Authentication

HyperVerge's SDKs and APIs offer a token-based authentication method to secure your integration. The following guide details this method and its implementation.

Using Expiring Tokens (Recommended Method)

Prerequisite

Your appId and appKey are non-expiring credentials that can be accessed from the credentials tab of your HyperVerge One dashboard.

• Token-based authentication requires generating an access token using your appId and appKey. The generated token authenticates your SDK integration or API calls.
  • We recommend this approach for production environments, as it offers enhanced security compared to permanent credentials.
• Token generation must be done from the backend and should not be called from the frontend to ensure the security of your credentials.
• Access tokens have an expiry duration and require periodic regeneration to maintain secure access to our services.

IP Whitelisting

The Authentication API requires IP whitelisting for security. During initial onboarding, admin users can whitelist IP addresses through the HyperVerge One Dashboard. Once completed, whitelisted IPs maintain permanent API access.

Generating Access Token

Request

The following code snippet demonstrates a standard curl request for the API:

curl --location --request POST 'https://ind-state.idv.hyperverge.co/v2/auth/token' \
--header 'Content-Type: application/json' \
--data-raw '{
  "appId": "<Enter_the_HyperVerge_appId>",
  "appKey": "<Enter_the_HyperVerge_appKey>",
  "expiry": "<Enter_expiry_in_seconds>",
  "transactionId": "<Enter_the_transaction_ID>",
  "workflowId": "<Enter_the_workflow_ID>",
  "authenticateOnResume": "<Enter_yes_or_no>",
  "mobileNumber": "<Enter_the_mobile_number>" or  "email": "<Enter_the_email>" // if authenticateOnResume is yes
}'

Inputs

The following table provides the details of the parameters required for the Authentication API's request body:

Parameter	Mandatory or Optional	Description	Allowed Values	Default Value
appId and appKey	Mandatory	These are your credentials to access HyperVerge's system. Find them on the HyperVerge One dashboard	Not Applicable	Not Applicable
expiry	Mandatory	Specifies how long the access token will be valid, in seconds. The maximum supported value is 86400 (24 hours)	Integer	43200 (12 hours)
transactionId	Mandatory	Unique identifier of the user or application. Has to be same as the value sent during SDK initialization	Not Applicable	Not Applicable
workflowId	Mandatory	Identifier of the HyperVerge workflow. Find this on the HyperVerge One dashboard or reach out to your integration engineer	Not Applicable	Not Applicable
authenticateOnResume	Optional	Only applicable if Cross Platform Resume functionality is enabled for your workflow. Controls how user re-authentication is handled in cross-platform scenarios: set to "yes": HyperVerge handles re-authentication via OTP verification (requires either mobileNumber or email) set to"no": Your app handles re-authentication internally Ensure that your workflow is configured with the authentication flow for resuming users, i.e., when using authenticateOnResume = "yes"	"yes"/"no"	no
mobileNumber or email	Optional	Only applicable if authenticateOnResume is "yes" Used by HyperVerge to verify the user via either a mobile number or email based OTP authentication. You must provide either mobileNumber OR email, but not both The authentication flow in your workflow must be configured to support the provided contact method	Not Applicable	Not Applicable

Advanced Authentication Scenarios

Additional configuration options for cross-platform authentication and complex user flows:

1. Platform-Specific Authentication

When to use this scenario: Your application requires different authentication approaches across platforms. Some platforms use internal authentication systems, while others require HyperVerge to handle user verification.

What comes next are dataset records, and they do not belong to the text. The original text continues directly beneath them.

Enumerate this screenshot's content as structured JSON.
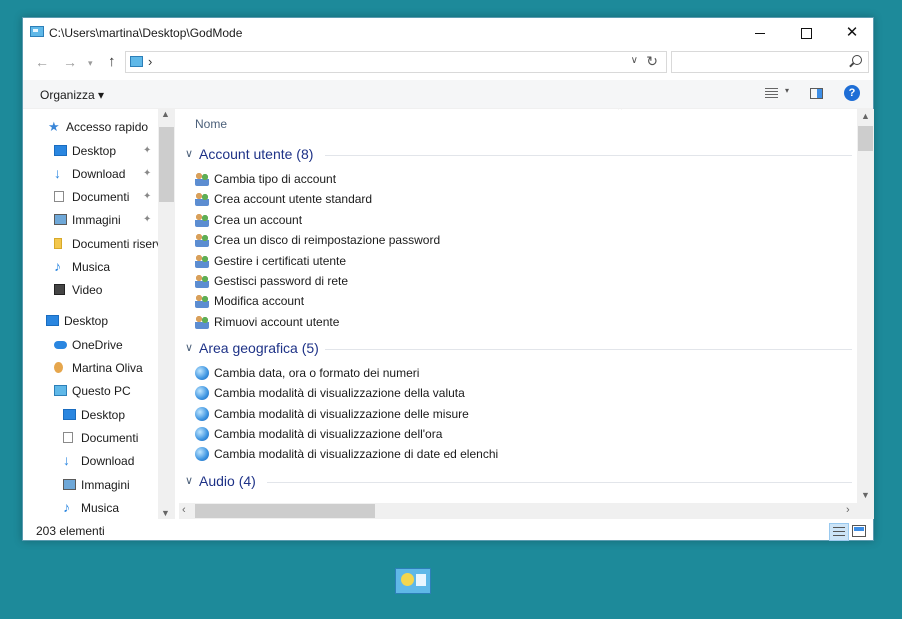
{
  "window": {
    "title": "C:\\Users\\martina\\Desktop\\GodMode",
    "minimize_glyph": "",
    "maximize_glyph": "",
    "close_glyph": "✕"
  },
  "navbar": {
    "back_glyph": "←",
    "forward_glyph": "→",
    "recent_glyph": "▾",
    "up_glyph": "↑",
    "address_chevron": "›",
    "address_dropdown_glyph": "∨",
    "refresh_glyph": "↻",
    "search_placeholder": ""
  },
  "command_bar": {
    "organize_label": "Organizza ▾",
    "view_dropdown_glyph": "▾",
    "help_glyph": "?"
  },
  "sidebar": {
    "items": [
      {
        "label": "Accesso rapido",
        "icon": "star-icon"
      },
      {
        "label": "Desktop",
        "icon": "desktop-icon",
        "pinned": true
      },
      {
        "label": "Download",
        "icon": "download-icon",
        "pinned": true
      },
      {
        "label": "Documenti",
        "icon": "documents-icon",
        "pinned": true
      },
      {
        "label": "Immagini",
        "icon": "pictures-icon",
        "pinned": true
      },
      {
        "label": "Documenti riservati",
        "icon": "folder-icon"
      },
      {
        "label": "Musica",
        "icon": "music-icon"
      },
      {
        "label": "Video",
        "icon": "video-icon"
      },
      {
        "label": "Desktop",
        "icon": "desktop-icon"
      },
      {
        "label": "OneDrive",
        "icon": "onedrive-icon"
      },
      {
        "label": "Martina Oliva",
        "icon": "user-icon"
      },
      {
        "label": "Questo PC",
        "icon": "pc-icon"
      },
      {
        "label": "Desktop",
        "icon": "desktop-icon"
      },
      {
        "label": "Documenti",
        "icon": "documents-icon"
      },
      {
        "label": "Download",
        "icon": "download-icon"
      },
      {
        "label": "Immagini",
        "icon": "pictures-icon"
      },
      {
        "label": "Musica",
        "icon": "music-icon"
      }
    ],
    "pin_glyph": "📌",
    "scroll_up_glyph": "▲",
    "scroll_down_glyph": "▼"
  },
  "content": {
    "column_header": "Nome",
    "sort_glyph": "⌃",
    "group_chevron": "∨",
    "groups": [
      {
        "label": "Account utente (8)",
        "icon": "users-icon",
        "items": [
          "Cambia tipo di account",
          "Crea account utente standard",
          "Crea un account",
          "Crea un disco di reimpostazione password",
          "Gestire i certificati utente",
          "Gestisci password di rete",
          "Modifica account",
          "Rimuovi account utente"
        ]
      },
      {
        "label": "Area geografica (5)",
        "icon": "globe-icon",
        "items": [
          "Cambia data, ora o formato dei numeri",
          "Cambia modalità di visualizzazione della valuta",
          "Cambia modalità di visualizzazione delle misure",
          "Cambia modalità di visualizzazione dell'ora",
          "Cambia modalità di visualizzazione di date ed elenchi"
        ]
      },
      {
        "label": "Audio (4)",
        "icon": "speaker-icon",
        "items": []
      }
    ],
    "scroll_up_glyph": "▲",
    "scroll_down_glyph": "▼",
    "scroll_left_glyph": "‹",
    "scroll_right_glyph": "›"
  },
  "status": {
    "count_label": "203 elementi"
  }
}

How this scenario works: The system provides flexible authentication through the authenticateOnResume parameter. When set to "no", your application handles authentication internally without requiring contact information in token generation. When set to "yes", HyperVerge manages re-authentication using contact information you provide.

Configuration steps:

• Set authenticateOnResume to "yes" for platforms where HyperVerge handles user re-authentication (requires mobileNumber or email)
• Set authenticateOnResume to "no" for platforms where your application handles re-authentication internally
• Provide either mobileNumber or email when using authenticateOnResume = "yes" for OTP-based verification

Example use case: Users start KYC on your mobile app but receive a web link to complete additional steps. Your mobile app handles authentication internally (authenticateOnResume = "no"), while the web link uses HyperVerge's authentication (authenticateOnResume = "yes" with user's contact info).

2. Universal HyperVerge Authentication

When to use this scenario: Your application requires HyperVerge to handle all user re-authentication across every platform and you have access to user contact information during token generation.

How this scenario works: The system enables consistent authentication across all platforms using OTP verification, which users complete through mobile number or email whenever they resume their workflow on any platform.

Configuration steps:

• Set authenticateOnResume to "yes"
• Provide either mobileNumber or email during token generation
• Ensure your workflow includes the 'CPR Auth' object configuration

Example use case: Enterprise applications requiring consistent security policies across web, mobile, and desktop platforms where HyperVerge manages all authentication touchpoints.

3. Universal HyperVerge Authentication (With contact information retrieval)

When to use this scenario: Your application requires HyperVerge to handle re-authentication across platforms but you don't have user contact information (mobileNumber or email) during token generation.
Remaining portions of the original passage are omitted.